La vraie vie, la vie enfin découverte et éclaircie, la seule vie par conséquent réellement vécue, c'est la littérature.



mardi 10 mai 2011

Mais comment parler peinture ?

Paul Valéry, Degas, Danse, Dessin, 1e publication en 1938, lu en folio.

Paul Valéry a été l’ami de Degas et écrit sur le peintre plusieurs années après sa mort (1917). Évidemment, il ne s’agit pas d’un livre d’histoire, d’une biographie ou d’un recueil de souvenirs ou de témoignages. « D’ailleurs, ce qui importe dans un homme, ce ne sont point les accidents, et ni sa naissance, ni ses amours, ni ses misères, ni presque rien de ce qui est observable, ne peut me servir. » Valéry ne s’intéresse pas au nombre de chaussettes ou de maîtresses, et l’entreprise proustienne avec sa quête de traces et de souvenirs lui semble particulièrement ridicule, il la réduit à une méditation sur une purée couleur carotte.
C’est donc une suite de textes, qui rapporte des paroles de Degas. Valéry réfléchit sur le dessin, lui-même dessine, et il est fasciné par l’action de cette main qui trace des lignes.

Il y a une immense différence entre voir une chose sans le crayon dans la main et la voir en la dessinantOu plutôt, ce sont deux choses bien différentes que l’on voit. Même l’objet le plus familier à nos yeux devient tout autre si l’on s’applique à le dessiner : on s’aperçoit qu’on l’ignorait, qu’on ne l’avait jamais véritablement vu. (…) Je ne puis préciser ma perception d’une chose sans la dessiner virtuellement, et je ne puis dessiner cette chose sans une attention volontaire qui transforme remarquablement ce que d’abord j’avais cru percevoir et bien connaître. Je m’avise que je ne connaissais pas ce que je connaissais : le nez de ma meilleure amie… 

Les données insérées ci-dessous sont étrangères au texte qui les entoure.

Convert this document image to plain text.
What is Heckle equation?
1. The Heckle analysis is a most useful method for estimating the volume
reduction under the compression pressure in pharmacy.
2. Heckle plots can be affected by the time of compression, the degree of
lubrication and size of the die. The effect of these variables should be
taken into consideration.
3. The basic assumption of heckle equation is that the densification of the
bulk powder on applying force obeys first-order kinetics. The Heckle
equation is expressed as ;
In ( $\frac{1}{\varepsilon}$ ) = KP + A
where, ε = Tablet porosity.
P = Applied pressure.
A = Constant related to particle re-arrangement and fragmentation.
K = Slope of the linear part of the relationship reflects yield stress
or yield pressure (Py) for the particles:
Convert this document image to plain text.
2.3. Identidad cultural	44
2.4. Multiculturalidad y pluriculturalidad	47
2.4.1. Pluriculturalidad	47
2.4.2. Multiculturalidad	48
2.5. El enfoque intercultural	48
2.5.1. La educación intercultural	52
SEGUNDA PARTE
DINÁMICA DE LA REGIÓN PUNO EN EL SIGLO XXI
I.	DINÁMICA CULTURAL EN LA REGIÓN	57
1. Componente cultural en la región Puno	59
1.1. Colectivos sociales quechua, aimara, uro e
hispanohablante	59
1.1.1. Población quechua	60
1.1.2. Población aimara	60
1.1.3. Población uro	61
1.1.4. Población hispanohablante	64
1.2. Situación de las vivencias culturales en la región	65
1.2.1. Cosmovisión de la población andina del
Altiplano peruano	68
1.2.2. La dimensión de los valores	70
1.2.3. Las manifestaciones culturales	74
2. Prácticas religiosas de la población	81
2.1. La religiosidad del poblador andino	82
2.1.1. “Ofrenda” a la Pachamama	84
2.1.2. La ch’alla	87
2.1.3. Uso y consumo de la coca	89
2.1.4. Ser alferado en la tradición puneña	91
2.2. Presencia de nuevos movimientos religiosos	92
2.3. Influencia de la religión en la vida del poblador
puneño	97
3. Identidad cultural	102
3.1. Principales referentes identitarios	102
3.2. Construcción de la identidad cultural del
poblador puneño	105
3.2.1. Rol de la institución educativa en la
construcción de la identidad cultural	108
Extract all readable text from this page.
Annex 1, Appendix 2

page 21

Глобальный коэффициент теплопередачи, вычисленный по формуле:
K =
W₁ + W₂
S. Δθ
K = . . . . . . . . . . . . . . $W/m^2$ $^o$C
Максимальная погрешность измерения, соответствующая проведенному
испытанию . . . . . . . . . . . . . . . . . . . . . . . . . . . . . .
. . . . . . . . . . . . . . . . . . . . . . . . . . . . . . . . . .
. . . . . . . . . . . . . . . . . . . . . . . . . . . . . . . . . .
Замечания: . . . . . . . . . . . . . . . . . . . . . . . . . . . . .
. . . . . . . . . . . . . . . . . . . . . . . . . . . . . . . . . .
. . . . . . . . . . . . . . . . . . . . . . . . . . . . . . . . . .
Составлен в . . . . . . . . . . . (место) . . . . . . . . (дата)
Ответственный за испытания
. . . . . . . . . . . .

Le dessinateur pense avec son œil et avec sa main, pas avec son cerveau. Valéry livre ses propres réflexions, celles de Degas (qui avait un vrai goût pour les expérimentations techniques de toutes sortes) et à travers lui, celles d’Ingres, le dessinateur par excellence.
Il réfléchit enfin sur les chevaux, l’équilibre, le mouvement, le nu dans la peinture, la poésie. Sur la danseuse, cet être qui fait des mouvements volontaires et décidés mais sans aucun but et inutiles, qui refuse les positions naturelles, va contre l’anatomie et l’organisation habituelle du corps, qui recherche les équilibres impossible à tenir et l’éphémère :

La plus libre, la plus souple, la plus voluptueuse des danses possibles m’apparut sur un écran où l’on montrait de grandes Méduses : ce n’étaient point des femmes et elles ne dansaient pas.
Point des femmes, mais des êtres d’une substance incomparable, translucide et sensible, chairs de verre follement irritables, dômes de soie flottante, couronnes hyalines*, longues lanières vives toutes courues d’ondes rapides, franges et fronces qu’elles plissent, déplissent ; cependant qu’elles se retournent, se déforment, s’envolent, aussi fluides que le fluide massif qui les presse, les épouse, les soutient de toutes parts, leur fait place à la moindre inflexion et les remplace dans leur forme. Là, dans la plénitude incompressible de l’eau qui semble ne leur opposer aucune résistance, ces créatures disposent de l’idéal de la mobilité, y détachent, y ramassent leur rayonnante symétrie. Point de sol, point de solides pour ces danseuses absolues ; point de planches ; mais un milieu où l’on s’appuie par tous les points qui cèdent vers où l’on veut.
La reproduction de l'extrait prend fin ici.